Prof Palmarini said at the time that the team’s work on coronavirus variants was “challenging in a lot of ways” but also “rewarding for a scientist”.

After being honoured by the Queen, he said: “I feel proud of the CVR, I think it is a reflection on the depth and the broad work we’ve done that we’ve been sort of fighting in so many areas.

“From developing tools and reagents for the scientific community making fundamental discoveries on the virus to support clinical studies, to support clinical trials, in developing bioinformatics tools, and studying variants.

“It’s a whole combination of activities that the centre has undertaken and I think that the international and national relevance has obviously grown substantially in the last year and with Covid we were sort of ready to act very quickly.

“I think we made a lot of inroads on studying variants and having the experimental systems to study the variants that are emerging continuously and tracking them as well.
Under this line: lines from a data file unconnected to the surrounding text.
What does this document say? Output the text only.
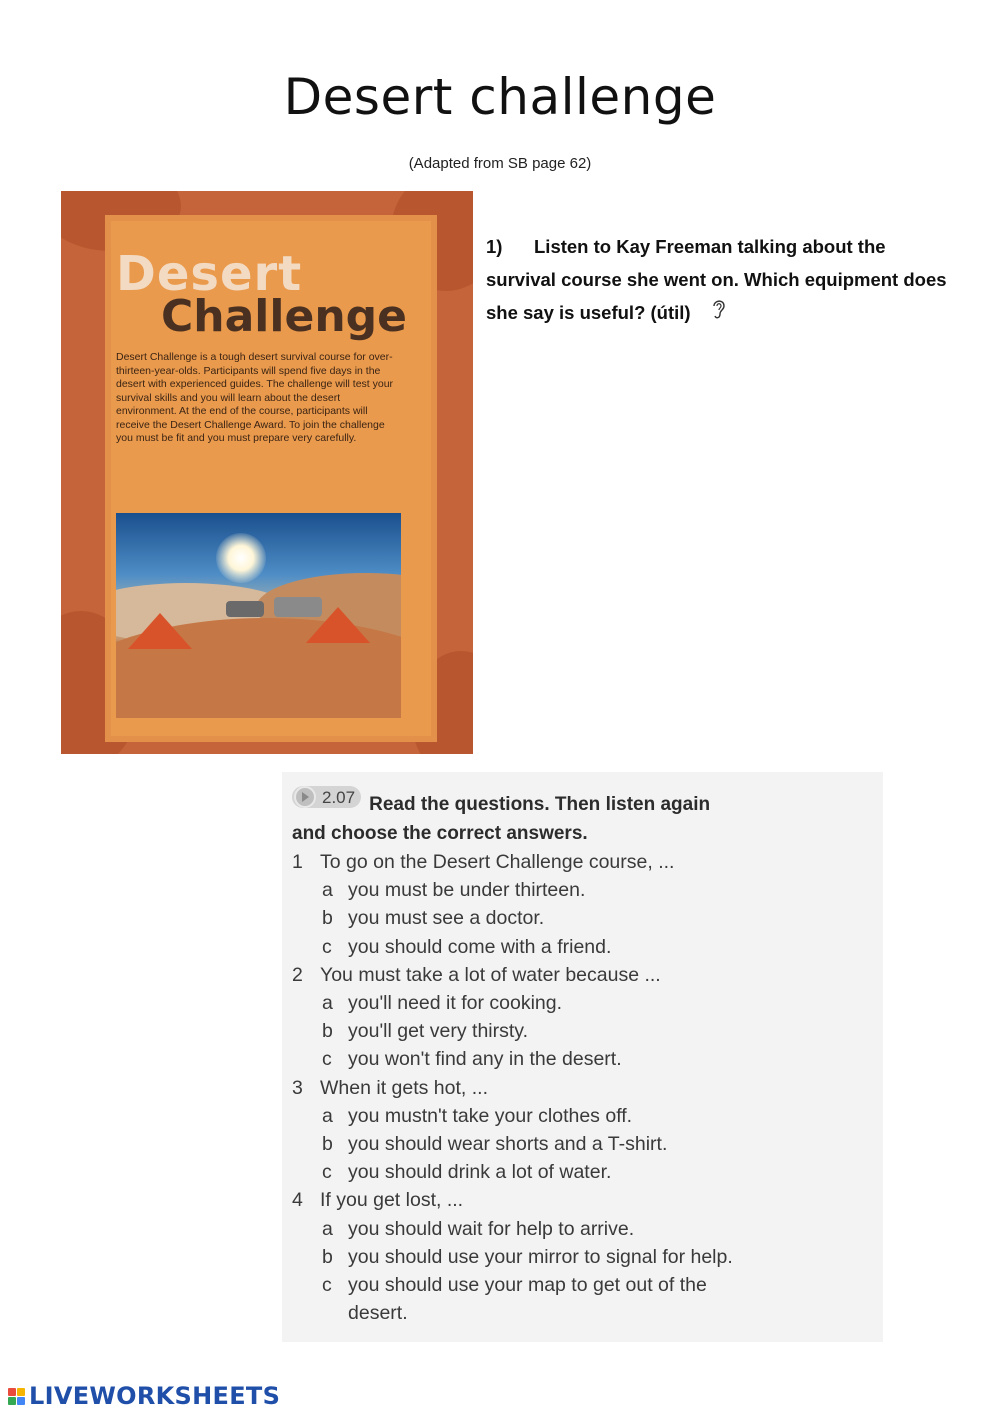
Desert challenge
(Adapted from SB page 62)
Desert
Challenge
Desert Challenge is a tough desert survival course for over-thirteen-year-olds. Participants will spend five days in the desert with experienced guides. The challenge will test your survival skills and you will learn about the desert environment. At the end of the course, participants will receive the Desert Challenge Award. To join the challenge you must be fit and you must prepare very carefully.
1) Listen to Kay Freeman talking about the survival course she went on. Which equipment does she say is useful? (útil)
2.07 Read the questions. Then listen again
and choose the correct answers.
1 To go on the Desert Challenge course, ...
a you must be under thirteen.
b you must see a doctor.
c you should come with a friend.
2 You must take a lot of water because ...
a you'll need it for cooking.
b you'll get very thirsty.
c you won't find any in the desert.
3 When it gets hot, ...
a you mustn't take your clothes off.
b you should wear shorts and a T-shirt.
c you should drink a lot of water.
4 If you get lost, ...
a you should wait for help to arrive.
b you should use your mirror to signal for help.
c you should use your map to get out of the
desert.
LIVEWORKSHEETS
“We work with national consortia in developing tools that can track these variants very quickly and scientists can interrogate the viral sequences that there are globally, and also on determining the efficacy of vaccines against the new variants.

“Something that will come in the next weeks and months, we’ll have the ability to investigate the single mutations that are present in these variants and see their biological effect so that we can be proactively ready to detect them earlier on as they emerge.”